Communiqué

MRCC Communiqué #10
Midwest Radical Culture Corridor

If you attend potlucks
If you live in a co-op
If you grow your own greens
If you conceive of art practice as a form of social justice
If you speak against the settled history of a place and work to expose its hidden and haunted histories
If you have have lost your house to neighborhood speculation run amok
If you farm food not fuel
If you attend letter-writing campaign meetings
If you want to shut down prisons
If you oppose the military industrial complex in all forms
If you seek to create and sustain alternative economies
If you live in an area that has been written off as a cultural backwater
If you actively seek to gain and grow knowledge from the people and places around you…
then you are already part of the Cultural Corridor of Midwest Radicals!
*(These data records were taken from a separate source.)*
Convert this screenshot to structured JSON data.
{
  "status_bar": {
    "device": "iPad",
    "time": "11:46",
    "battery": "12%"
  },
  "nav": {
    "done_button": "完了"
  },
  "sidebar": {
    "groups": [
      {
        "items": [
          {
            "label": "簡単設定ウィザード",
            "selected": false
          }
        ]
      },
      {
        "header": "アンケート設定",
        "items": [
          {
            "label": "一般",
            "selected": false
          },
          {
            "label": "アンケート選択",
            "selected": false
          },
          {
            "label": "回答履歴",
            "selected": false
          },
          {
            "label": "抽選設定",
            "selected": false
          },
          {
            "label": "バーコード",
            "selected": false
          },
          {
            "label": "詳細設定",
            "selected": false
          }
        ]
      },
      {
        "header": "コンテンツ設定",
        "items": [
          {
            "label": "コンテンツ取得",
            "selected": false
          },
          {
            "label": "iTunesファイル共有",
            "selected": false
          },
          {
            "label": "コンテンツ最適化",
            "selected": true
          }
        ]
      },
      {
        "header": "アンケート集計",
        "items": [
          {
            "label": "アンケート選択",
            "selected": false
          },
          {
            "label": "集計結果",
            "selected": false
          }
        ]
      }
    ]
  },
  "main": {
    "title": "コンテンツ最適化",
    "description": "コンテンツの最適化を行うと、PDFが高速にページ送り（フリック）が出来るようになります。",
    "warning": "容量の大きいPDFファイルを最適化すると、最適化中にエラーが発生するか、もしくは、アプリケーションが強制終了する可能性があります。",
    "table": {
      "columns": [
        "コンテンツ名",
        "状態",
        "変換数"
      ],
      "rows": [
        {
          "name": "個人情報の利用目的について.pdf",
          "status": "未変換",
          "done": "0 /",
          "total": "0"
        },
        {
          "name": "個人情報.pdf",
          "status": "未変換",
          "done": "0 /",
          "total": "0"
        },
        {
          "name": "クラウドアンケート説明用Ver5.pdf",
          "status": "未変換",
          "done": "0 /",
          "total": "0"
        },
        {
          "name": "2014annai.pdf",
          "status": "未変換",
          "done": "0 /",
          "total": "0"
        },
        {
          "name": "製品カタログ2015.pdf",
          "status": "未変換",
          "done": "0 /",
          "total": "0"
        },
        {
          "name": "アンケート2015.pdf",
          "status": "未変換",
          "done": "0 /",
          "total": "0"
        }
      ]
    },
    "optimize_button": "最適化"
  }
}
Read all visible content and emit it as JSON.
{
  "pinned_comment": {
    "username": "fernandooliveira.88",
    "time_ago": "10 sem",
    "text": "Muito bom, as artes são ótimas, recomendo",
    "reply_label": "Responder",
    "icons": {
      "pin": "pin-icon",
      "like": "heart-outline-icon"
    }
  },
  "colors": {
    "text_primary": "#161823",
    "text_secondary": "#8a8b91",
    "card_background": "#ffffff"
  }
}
The Midwestern counterculture today grows out of generations of radical democratic practice. In the 1880s, farmers and laborers organized against the coastal cartels; in the 1910s and 20s Midwest radicals used song, art, and performance to organize labor unions and farmers cooperatives. In the 1930s and 40s they were at it again, building unions in Detroit, Gary, and Chicago. In the 1960s and 70’s, political organizers and civil rights activists took to the streets to demand social justice. Each movement fertilizes the next: a palimpsest of imagined alternatives to “business as usual” in the land of corn and greed.

The Midwest Radical Cultural Corridor is an infrastructure of support for long term change, beyond spectacle. Standing in opposition to the monoculture, greenways and open fields are our models. Here is where new, hybrid cultures and critical ideas can be planted. This is a call to farms.

We’ve had enough and now it’s time to start relating to each other:

How do we connect cities beyond roads?
How can we collectivize sustainable energy?
How can we create social exchange instead of capital extraction?
How can the highest stakes be our own community and everyone in it?
What does it mean to practice democracy on a deep level?